The Consumer Freshness Tracker is a tool to track the "freshness" of a consumer - how far behind in time the consumer is from the head (Log End Offset) of a queue. This is separate from Burrow to allow it to track the timestamp and then do a delta to the LEO. Internally, it leverages both Burrow and direct queries against Kafka.
Metrics are exported via Prometheus at localhost:8081/metrics
and continuously updated, until stopped.
- Commit Lag
- The amount of time the most recent committed offset has spent in the queue before it is marked committed
- Freshness
- Difference between when the most recent committed offset first entered the queue and the timestamp of the most recent added offset (the Log End Offset - LEO - in Kafka parlance).
- JVM
- Burrow
bazel build //kafka_consumer_freshness_tracker/src/main/java/com/tesla/data/consumer/freshness:ConsumerFreshness_deploy.jar
java -jar bazel-bin/kafka_consumer_freshness_tracker/src/main/java/com/tesla/data/consumer/freshness/ConsumerFreshness_deploy.jar --help
Copy this jar to the desired path.
bazel-bin/kafka_consumer_freshness_tracker/src/main/java/com/tesla/data/consumer/freshness/ConsumerFreshness_deploy.jar
Note: Publishing pre-compiled binary is on the roadmap.

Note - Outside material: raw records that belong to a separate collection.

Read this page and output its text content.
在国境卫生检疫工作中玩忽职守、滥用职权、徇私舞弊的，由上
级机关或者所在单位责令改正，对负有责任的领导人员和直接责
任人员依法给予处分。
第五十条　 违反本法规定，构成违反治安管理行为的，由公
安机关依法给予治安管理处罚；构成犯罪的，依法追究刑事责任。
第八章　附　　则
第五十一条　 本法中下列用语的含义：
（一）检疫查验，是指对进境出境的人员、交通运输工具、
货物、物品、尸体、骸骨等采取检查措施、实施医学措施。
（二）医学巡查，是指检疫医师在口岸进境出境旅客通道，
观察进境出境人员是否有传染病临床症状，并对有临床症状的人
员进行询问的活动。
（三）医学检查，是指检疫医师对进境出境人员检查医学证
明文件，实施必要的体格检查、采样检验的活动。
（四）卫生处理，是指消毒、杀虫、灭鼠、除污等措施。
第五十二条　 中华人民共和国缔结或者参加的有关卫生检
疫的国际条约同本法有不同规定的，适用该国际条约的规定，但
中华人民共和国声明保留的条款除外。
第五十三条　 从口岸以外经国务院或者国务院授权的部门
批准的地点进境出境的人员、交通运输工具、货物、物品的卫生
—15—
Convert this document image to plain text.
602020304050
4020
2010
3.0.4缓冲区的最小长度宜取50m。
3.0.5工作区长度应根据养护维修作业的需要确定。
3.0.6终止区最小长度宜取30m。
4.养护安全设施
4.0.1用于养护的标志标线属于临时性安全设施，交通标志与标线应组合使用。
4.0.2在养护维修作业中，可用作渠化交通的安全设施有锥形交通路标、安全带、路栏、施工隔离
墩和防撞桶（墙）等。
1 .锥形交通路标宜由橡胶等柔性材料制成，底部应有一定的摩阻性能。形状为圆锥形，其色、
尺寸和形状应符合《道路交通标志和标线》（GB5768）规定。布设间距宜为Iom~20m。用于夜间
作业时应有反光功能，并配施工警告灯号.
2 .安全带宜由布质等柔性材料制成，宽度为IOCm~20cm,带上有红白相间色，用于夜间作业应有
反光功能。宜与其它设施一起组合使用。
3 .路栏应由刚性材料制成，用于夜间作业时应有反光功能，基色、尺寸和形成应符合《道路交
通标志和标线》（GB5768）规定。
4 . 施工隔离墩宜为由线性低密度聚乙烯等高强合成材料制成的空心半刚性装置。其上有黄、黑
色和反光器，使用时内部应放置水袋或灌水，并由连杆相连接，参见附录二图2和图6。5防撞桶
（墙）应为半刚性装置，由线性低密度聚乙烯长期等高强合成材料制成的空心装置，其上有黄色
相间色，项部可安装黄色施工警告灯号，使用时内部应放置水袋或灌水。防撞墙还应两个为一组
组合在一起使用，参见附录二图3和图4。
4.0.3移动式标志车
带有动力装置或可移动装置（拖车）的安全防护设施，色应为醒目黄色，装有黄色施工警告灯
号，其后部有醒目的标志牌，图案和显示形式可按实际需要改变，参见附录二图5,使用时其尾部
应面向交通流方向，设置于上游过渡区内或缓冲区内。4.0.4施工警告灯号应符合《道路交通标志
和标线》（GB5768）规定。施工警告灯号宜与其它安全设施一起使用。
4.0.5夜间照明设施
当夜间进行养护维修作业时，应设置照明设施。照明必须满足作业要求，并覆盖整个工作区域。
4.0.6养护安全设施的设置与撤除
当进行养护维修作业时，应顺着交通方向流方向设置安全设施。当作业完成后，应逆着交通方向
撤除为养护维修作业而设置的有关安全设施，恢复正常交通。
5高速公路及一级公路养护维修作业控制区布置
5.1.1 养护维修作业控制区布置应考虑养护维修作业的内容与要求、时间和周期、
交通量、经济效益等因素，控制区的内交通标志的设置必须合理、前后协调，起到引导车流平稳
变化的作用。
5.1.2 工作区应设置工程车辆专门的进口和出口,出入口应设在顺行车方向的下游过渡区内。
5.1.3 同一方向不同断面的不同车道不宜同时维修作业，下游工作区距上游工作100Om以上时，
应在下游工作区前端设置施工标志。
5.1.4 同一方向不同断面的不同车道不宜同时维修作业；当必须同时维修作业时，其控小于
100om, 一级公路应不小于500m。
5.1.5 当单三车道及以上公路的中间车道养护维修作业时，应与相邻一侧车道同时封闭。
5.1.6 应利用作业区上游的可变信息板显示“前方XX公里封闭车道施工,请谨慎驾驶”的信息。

Bundled as a jar you can run the Tracker with a configuration file with the --conf <path to conf>
flag. For local
testing, you can also just add the --once
flag to just run the Tracker once, and then dump the metrics to the console,
before stopping.
Configuration is read as a YAML file.
Because the Tracker reads from Burrow and Kafka, you need to configure both. It only supports reading from a single cluster currently. Below is a minimal configuration:
burrow:
url: "http://burrow.example.com"
clusters:
- name: logs-cluster
kafka:
bootstrap.servers: "l1.example.com:9092, l2.example.com:9092, l3.example.com:9092"
- name: metrics-cluster
kafka:
bootstrap.servers: "m1.example.com:9092, m2.example.com:9092, m3.example.com:9092"

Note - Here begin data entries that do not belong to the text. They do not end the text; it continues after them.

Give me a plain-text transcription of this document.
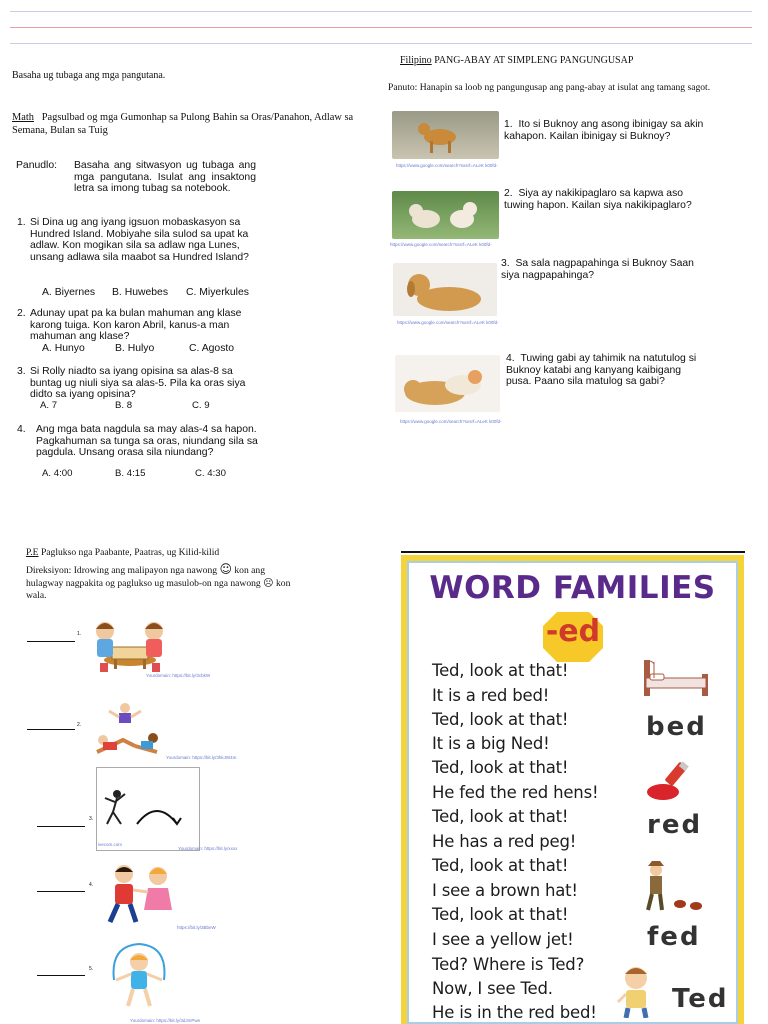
Basaha ug tubaga ang mga pangutana.
Math Pagsulbad og mga Gumonhap sa Pulong Bahin sa Oras/Panahon, Adlaw sa Semana, Bulan sa Tuig
Panudlo:	Basaha ang sitwasyon ug tubaga ang mga pangutana. Isulat ang insaktong letra sa imong tubag sa notebook.
1. Si Dina ug ang iyang igsuon mobaskasyon sa Hundred Island. Mobiyahe sila sulod sa upat ka adlaw. Kon mogikan sila sa adlaw nga Lunes, unsang adlawa sila maabot sa Hundred Island?
A. Biyernes B. Huwebes C. Miyerkules
2. Adunay upat pa ka bulan mahuman ang klase karong tuiga. Kon karon Abril, kanus-a man mahuman ang klase?
A. Hunyo	B. Hulyo	C. Agosto
3. Si Rolly niadto sa iyang opisina sa alas-8 sa buntag ug niuli siya sa alas-5. Pila ka oras siya didto sa iyang opisina?
A. 7	B. 8	C. 9
4. Ang mga bata nagdula sa may alas-4 sa hapon. Pagkahuman sa tunga sa oras, niundang sila sa pagdula. Unsang orasa sila niundang?
A. 4:00	B. 4:15	C. 4:30
P.E Paglukso nga Paabante, Paatras, ug Kilid-kilid
Direksiyon: Idrowing ang malipayon nga nawong ☺ kon ang hulagway nagpakita og paglukso ug masulob-on nga nawong ☹ kon wala.
1.
Yourdomain: https://bit.ly/3cbkW
2.
Yourdomain: https://bit.ly/3hkJW4m
3.
ivecom.com
Yourdomain: https://bit.ly/xxxx
4.
https://bit.ly/3BbeW
5.
Yourdomain: https://bit.ly/3dJmPwe
Filipino PANG-ABAY AT SIMPLENG PANGUNGUSAP
Panuto: Hanapin sa loob ng pangungusap ang pang-abay at isulat ang tamang sagot.
https://www.google.com/search?sxsrf=ALeK k00fd-
1. Ito si Buknoy ang asong ibinigay sa akin kahapon. Kailan ibinigay si Buknoy?
https://www.google.com/search?sxsrf=ALeK k00fd-
2. Siya ay nakikipaglaro sa kapwa aso tuwing hapon. Kailan siya nakikipaglaro?
https://www.google.com/search?sxsrf=ALeK k00fd-
3. Sa sala nagpapahinga si Buknoy Saan siya nagpapahinga?
https://www.google.com/search?sxsrf=ALeK k00fd-
4. Tuwing gabi ay tahimik na natutulog si Buknoy katabi ang kanyang kaibigang pusa. Paano sila matulog sa gabi?
WORD FAMILIES
-ed
Ted, look at that!
It is a red bed!
Ted, look at that!
It is a big Ned!
Ted, look at that!
He fed the red hens!
Ted, look at that!
He has a red peg!
Ted, look at that!
I see a brown hat!
Ted, look at that!
I see a yellow jet!
Ted? Where is Ted?
Now, I see Ted.
He is in the red bed!
bed
red
fed
Ted
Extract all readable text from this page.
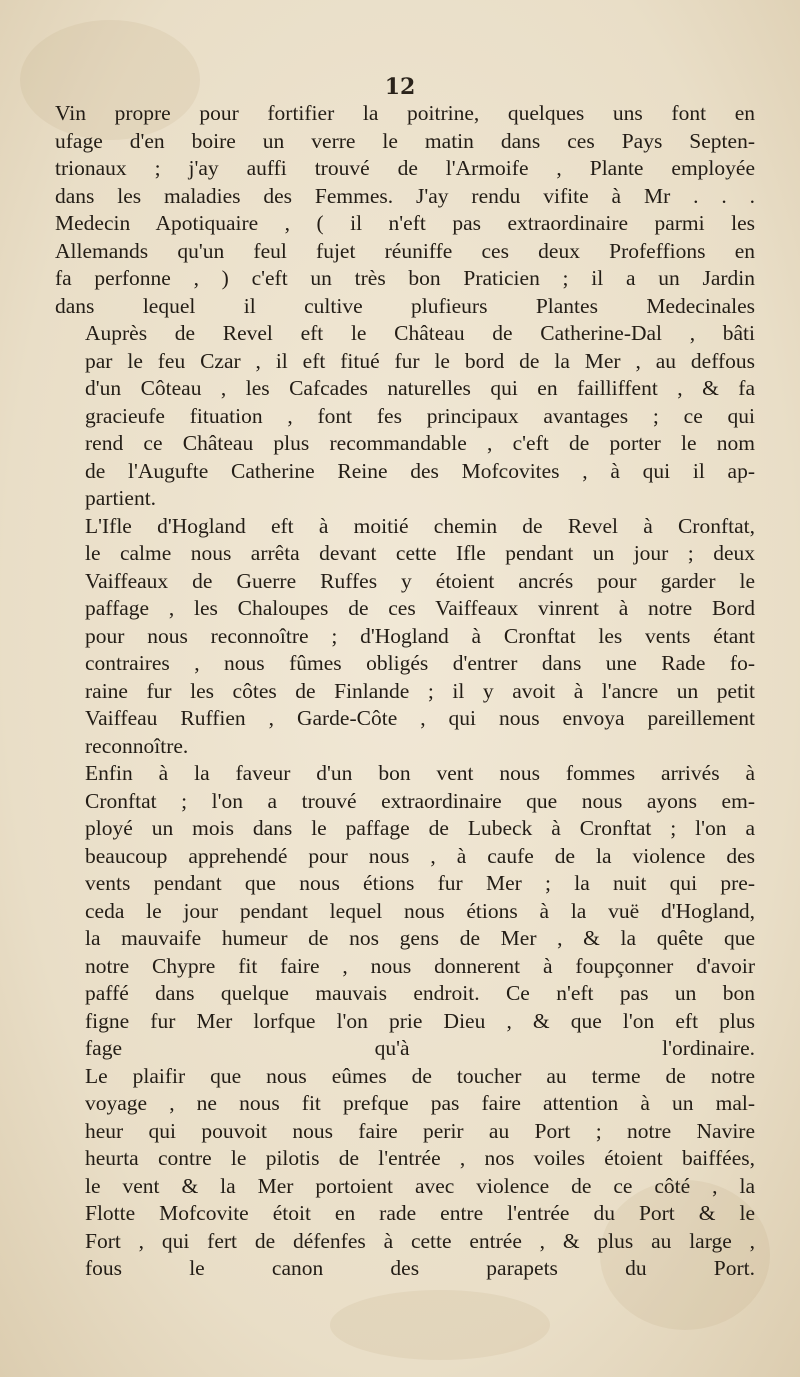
12

Vin propre pour fortifier la poitrine, quelques uns font en
ufage d'en boire un verre le matin dans ces Pays Septen-
trionaux ; j'ay auffi trouvé de l'Armoife , Plante employée
dans les maladies des Femmes. J'ay rendu vifite à Mr . . .
Medecin Apotiquaire , ( il n'eft pas extraordinaire parmi les
Allemands qu'un feul fujet réuniffe ces deux Profeffions en
fa perfonne , ) c'eft un très bon Praticien ; il a un Jardin
dans lequel il cultive plufieurs Plantes Medecinales

Auprès de Revel eft le Château de Catherine-Dal , bâti
par le feu Czar , il eft fitué fur le bord de la Mer , au deffous
d'un Côteau , les Cafcades naturelles qui en failliffent , & fa
gracieufe fituation , font fes principaux avantages ; ce qui
rend ce Château plus recommandable , c'eft de porter le nom
de l'Augufte Catherine Reine des Mofcovites , à qui il ap-
partient.

L'Ifle d'Hogland eft à moitié chemin de Revel à Cronftat,
le calme nous arrêta devant cette Ifle pendant un jour ; deux
Vaiffeaux de Guerre Ruffes y étoient ancrés pour garder le
paffage , les Chaloupes de ces Vaiffeaux vinrent à notre Bord
pour nous reconnoître ; d'Hogland à Cronftat les vents étant
contraires , nous fûmes obligés d'entrer dans une Rade fo-
raine fur les côtes de Finlande ; il y avoit à l'ancre un petit
Vaiffeau Ruffien , Garde-Côte , qui nous envoya pareillement
reconnoître.

Enfin à la faveur d'un bon vent nous fommes arrivés à
Cronftat ; l'on a trouvé extraordinaire que nous ayons em-
ployé un mois dans le paffage de Lubeck à Cronftat ; l'on a
beaucoup apprehendé pour nous , à caufe de la violence des
vents pendant que nous étions fur Mer ; la nuit qui pre-
ceda le jour pendant lequel nous étions à la vuë d'Hogland,
la mauvaife humeur de nos gens de Mer , & la quête que
notre Chypre fit faire , nous donnerent à foupçonner d'avoir
paffé dans quelque mauvais endroit. Ce n'eft pas un bon
figne fur Mer lorfque l'on prie Dieu , & que l'on eft plus
fage qu'à l'ordinaire.

Le plaifir que nous eûmes de toucher au terme de notre
voyage , ne nous fit prefque pas faire attention à un mal-
heur qui pouvoit nous faire perir au Port ; notre Navire
heurta contre le pilotis de l'entrée , nos voiles étoient baiffées,
le vent & la Mer portoient avec violence de ce côté , la
Flotte Mofcovite étoit en rade entre l'entrée du Port & le
Fort , qui fert de défenfes à cette entrée , & plus au large ,
fous le canon des parapets du Port.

The Kafka configs are passed directly to the consumer, so you can add any standard Kafka consumers configs as needed.
port
- Port over which to expose metrics
- Default: 8081
frequency_sec
- Number of seconds between execution intervals. Should be approximately the same as the Burrow topic scrape interval
- Default: 30
workerThreadCount
- Number of concurrent workers accessing kafka
- Default: 15
numConsumers
- Number of consumer instances to create per-Kafka cluster. Applicable under each cluster, for example:
clusters: - name: analytics numConsumers: 10 kafka: ...
- Default: 15
- For smaller clusters or multiple clusters, you will want to adjust this to manage memory allocation (each consumer takes a non-trivial chunk of memory, which can add up when monitoring multiple clusters).
Logically, the implementation is fairly simple - scrape burrow for the current state of all the consumers. Then for each consumer, ask Kafka for the timestamp of the committed offset and the latest offset, then calculate freshness and queue time.
Our implementation is slightly more complicated because running single threaded is too slow. The KafkaConsumer API is not thread safe, thus we have a little dance so that each compute task waits for an available KafkaConsumer, does its work, and then hands it back to the Tracker for use by the next compute task.